Congress never honored that pledge and Reagan did not engage in
a "veto war" with House Speaker Tip O'Neill. We continue to run
deficits, not because Americans are undertaxed, but because
Congress overspends. They are spending again with reckless
abandon.
The "Vision Thing"
Reagan had a coherent philosophy of government: He
believed strongly in smaller government, lower taxes, and
individual freedom. He was a champion of traditional moral
values. These were not vague slogans or metaphysical
abstractions; they were a governing philosophy that pervaded the
Administration. At the staff level, this writer knows that the
policy impact was pretty simple. Whatever the issue was before
you, you had to simply ask yourself the question: "Why am I in
this job, and what would Ronald Reagan want me to do?" You did
that. You were not there to fatten your resume, or get
"government experience." You were there to do a job. The key
questions were always: Will this expand or reduce the size of
government; will this help or hurt the taxpayers?
Changing the World
Reagan's biggest success was in foreign policy. Margaret
Thatcher said it best: He won the Cold War without firing a shot.

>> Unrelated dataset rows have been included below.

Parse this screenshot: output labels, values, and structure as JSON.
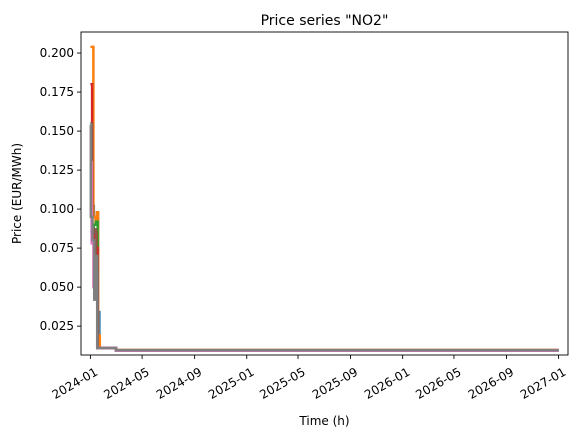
{
  "chart_data": {
    "type": "line",
    "title": "Price series \"NO2\"",
    "xlabel": "Time (h)",
    "ylabel": "Price (EUR/MWh)",
    "x_tick_labels": [
      "2024-01",
      "2024-05",
      "2024-09",
      "2025-01",
      "2025-05",
      "2025-09",
      "2026-01",
      "2026-05",
      "2026-09",
      "2027-01"
    ],
    "x_tick_dates": [
      "2024-01-01",
      "2024-05-01",
      "2024-09-01",
      "2025-01-01",
      "2025-05-01",
      "2025-09-01",
      "2026-01-01",
      "2026-05-01",
      "2026-09-01",
      "2027-01-01"
    ],
    "xlim": [
      "2023-12-10",
      "2027-01-23"
    ],
    "y_tick_labels": [
      "0.025",
      "0.050",
      "0.075",
      "0.100",
      "0.125",
      "0.150",
      "0.175",
      "0.200"
    ],
    "y_ticks": [
      0.025,
      0.05,
      0.075,
      0.1,
      0.125,
      0.15,
      0.175,
      0.2
    ],
    "ylim": [
      0.0065,
      0.2135
    ],
    "grid": false,
    "legend": "none",
    "series": [
      {
        "color": "#1f77b4",
        "points": [
          [
            "2024-01-01",
            0.13
          ],
          [
            "2024-01-03",
            0.102
          ],
          [
            "2024-01-06",
            0.102
          ],
          [
            "2024-01-09",
            0.095
          ],
          [
            "2024-01-16",
            0.097
          ],
          [
            "2024-01-19",
            0.034
          ],
          [
            "2024-01-22",
            0.011
          ],
          [
            "2024-03-01",
            0.0095
          ],
          [
            "2027-01-01",
            0.0095
          ]
        ]
      },
      {
        "color": "#ff7f0e",
        "points": [
          [
            "2024-01-01",
            0.204
          ],
          [
            "2024-01-06",
            0.204
          ],
          [
            "2024-01-08",
            0.095
          ],
          [
            "2024-01-13",
            0.09
          ],
          [
            "2024-01-16",
            0.098
          ],
          [
            "2024-01-19",
            0.019
          ],
          [
            "2024-01-23",
            0.011
          ],
          [
            "2024-03-01",
            0.0097
          ],
          [
            "2027-01-01",
            0.0097
          ]
        ]
      },
      {
        "color": "#2ca02c",
        "points": [
          [
            "2024-01-01",
            0.155
          ],
          [
            "2024-01-04",
            0.085
          ],
          [
            "2024-01-09",
            0.09
          ],
          [
            "2024-01-14",
            0.092
          ],
          [
            "2024-01-18",
            0.011
          ],
          [
            "2024-03-01",
            0.0093
          ],
          [
            "2027-01-01",
            0.0093
          ]
        ]
      },
      {
        "color": "#d62728",
        "points": [
          [
            "2024-01-01",
            0.18
          ],
          [
            "2024-01-05",
            0.08
          ],
          [
            "2024-01-10",
            0.085
          ],
          [
            "2024-01-15",
            0.075
          ],
          [
            "2024-01-18",
            0.011
          ],
          [
            "2024-03-01",
            0.0096
          ],
          [
            "2027-01-01",
            0.0096
          ]
        ]
      },
      {
        "color": "#9467bd",
        "points": [
          [
            "2024-01-01",
            0.13
          ],
          [
            "2024-01-04",
            0.08
          ],
          [
            "2024-01-09",
            0.06
          ],
          [
            "2024-01-13",
            0.05
          ],
          [
            "2024-01-17",
            0.011
          ],
          [
            "2024-03-01",
            0.0094
          ],
          [
            "2027-01-01",
            0.0094
          ]
        ]
      },
      {
        "color": "#8c564b",
        "points": [
          [
            "2024-01-01",
            0.155
          ],
          [
            "2024-01-05",
            0.085
          ],
          [
            "2024-01-10",
            0.087
          ],
          [
            "2024-01-14",
            0.06
          ],
          [
            "2024-01-18",
            0.011
          ],
          [
            "2024-03-01",
            0.0095
          ],
          [
            "2027-01-01",
            0.0095
          ]
        ]
      },
      {
        "color": "#e377c2",
        "points": [
          [
            "2024-01-01",
            0.13
          ],
          [
            "2024-01-04",
            0.078
          ],
          [
            "2024-01-08",
            0.05
          ],
          [
            "2024-01-12",
            0.045
          ],
          [
            "2024-01-17",
            0.011
          ],
          [
            "2024-03-01",
            0.0093
          ],
          [
            "2027-01-01",
            0.0093
          ]
        ]
      },
      {
        "color": "#7f7f7f",
        "points": [
          [
            "2024-01-01",
            0.154
          ],
          [
            "2024-01-02",
            0.095
          ],
          [
            "2024-01-06",
            0.08
          ],
          [
            "2024-01-10",
            0.042
          ],
          [
            "2024-01-14",
            0.07
          ],
          [
            "2024-01-17",
            0.011
          ],
          [
            "2024-03-01",
            0.0096
          ],
          [
            "2027-01-01",
            0.0096
          ]
        ]
      }
    ]
  }
}
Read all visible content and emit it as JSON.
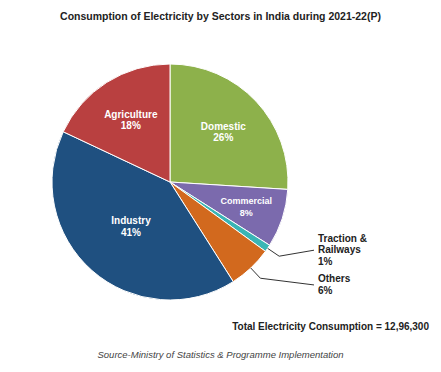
{
  "chart_data": {
    "type": "pie",
    "title": "Consumption of Electricity by Sectors in India during 2021-22(P)",
    "categories": [
      "Domestic",
      "Commercial",
      "Traction &\nRailways",
      "Others",
      "Industry",
      "Agriculture"
    ],
    "values": [
      26,
      8,
      1,
      6,
      41,
      18
    ],
    "value_labels": [
      "26%",
      "8%",
      "1%",
      "6%",
      "41%",
      "18%"
    ],
    "colors": [
      "#8db14b",
      "#7b6aad",
      "#3ab5b5",
      "#d2691e",
      "#1f5080",
      "#b94040"
    ],
    "data_labels": true,
    "annotations": [
      "Total  Electricity Consumption =  12,96,300",
      "Source-Ministry of Statistics & Programme Implementation"
    ]
  }
}
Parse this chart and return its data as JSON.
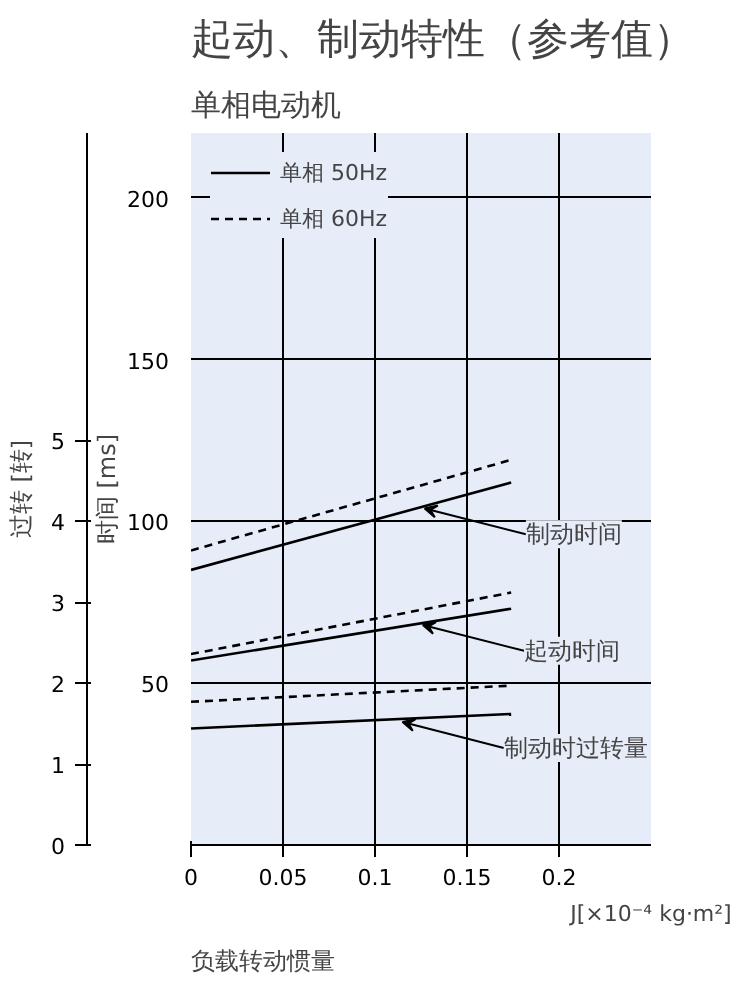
{
  "chart_data": {
    "type": "line",
    "title": "起动、制动特性（参考值）",
    "subtitle": "单相电动机",
    "xlabel": "J[×10⁻⁴ kg·m²]",
    "ylabel": "时间 [ms]",
    "y2label": "过转 [转]",
    "x": [
      0,
      0.174
    ],
    "series": [
      {
        "name": "单相 50Hz",
        "color": "#000000",
        "line_style": "solid",
        "values": [
          85,
          112
        ]
      },
      {
        "name": "单相 60Hz",
        "color": "#000000",
        "line_style": "dashed",
        "values": [
          91,
          119
        ]
      },
      {
        "color": "#000000",
        "line_style": "solid",
        "values": [
          57,
          73
        ]
      },
      {
        "color": "#000000",
        "line_style": "dashed",
        "values": [
          59,
          78
        ]
      },
      {
        "color": "#000000",
        "line_style": "solid",
        "axis": "y2",
        "values": [
          1.44,
          1.62
        ]
      },
      {
        "color": "#000000",
        "line_style": "dashed",
        "axis": "y2",
        "values": [
          1.77,
          1.97
        ]
      }
    ],
    "xlim": [
      0,
      0.25
    ],
    "xticks": [
      0,
      0.05,
      0.1,
      0.15,
      0.2
    ],
    "ylim": [
      0,
      220
    ],
    "yticks": [
      50,
      100,
      150,
      200
    ],
    "y2lim": [
      0,
      8.8
    ],
    "y2ticks": [
      0,
      1,
      2,
      3,
      4,
      5
    ],
    "grid": true,
    "legend": "top left",
    "marker": "none",
    "annotations": [
      {
        "text": "制动时间",
        "x": 0.127,
        "y": 104
      },
      {
        "text": "起动时间",
        "x": 0.126,
        "y": 68
      },
      {
        "text": "制动时过转量",
        "x": 0.115,
        "y": 38
      },
      "负载转动惯量"
    ]
  }
}
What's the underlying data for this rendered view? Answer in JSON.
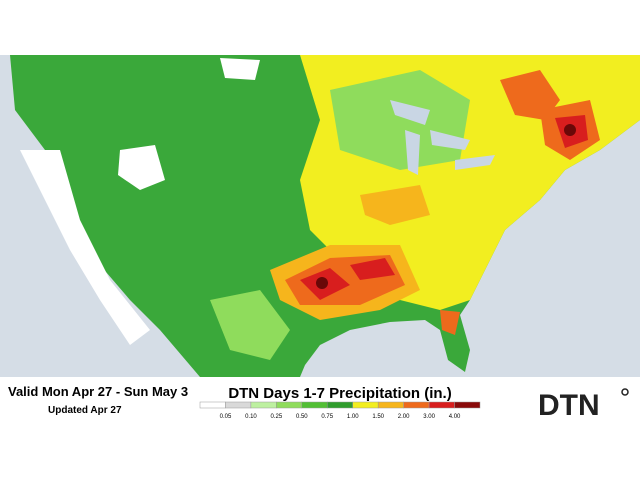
{
  "header": {
    "valid": "Valid Mon Apr 27 - Sun May 3",
    "updated": "Updated Apr 27",
    "title": "DTN Days 1-7 Precipitation (in.)",
    "logo": "DTN"
  },
  "legend": {
    "ticks": [
      {
        "value": 0.05,
        "label": "0.05"
      },
      {
        "value": 0.1,
        "label": "0.10"
      },
      {
        "value": 0.25,
        "label": "0.25"
      },
      {
        "value": 0.5,
        "label": "0.50"
      },
      {
        "value": 0.75,
        "label": "0.75"
      },
      {
        "value": 1,
        "label": "1.00"
      },
      {
        "value": 1.5,
        "label": "1.50"
      },
      {
        "value": 2,
        "label": "2.00"
      },
      {
        "value": 3,
        "label": "3.00"
      },
      {
        "value": 4,
        "label": "4.00"
      }
    ],
    "colors": [
      "#ffffff",
      "#d9d9d9",
      "#bdf0a0",
      "#8fdc5c",
      "#52bf34",
      "#2f9c2c",
      "#f2ee20",
      "#f6b51c",
      "#ee6a1c",
      "#d81e1e",
      "#8a0a0a"
    ]
  }
}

He had no illusions about either the Soviet leadership or the
Soviet system. He called them publicly an Evil Empire, and he
meant it in Biblical language. Reagan also did not think that the
Soviet system was a permanent fixture, although a lot of people
in academic life and the big think tanks thought that it was here
to stay for a very long time. Right now, a lot of the same folks,
or their ideological heirs, are saying that Reagan did not
deserve credit for ending the Cold War because the Soviet Union
was on the verge of collapse anyway. Really? That was not what
they were all saying then, when the left was routinely denouncing
Reagan's every move as cowboy diplomacy. In hindsight, the views
of Reagan's critics on the subject of the Soviets look positively
clownish or naive. Reagan knew that the creaky Soviet economy
could not sustain a first-rate military program forever. He knew,
and so did Mikhail Gorbachev, that another arms race would run
them into the ground. He was right, his critics were wrong, and
the world was changed forever.
Robert Moffit is Director, the Center for Health Policy
Studies at the Heritage Foundation, Washington, D.C.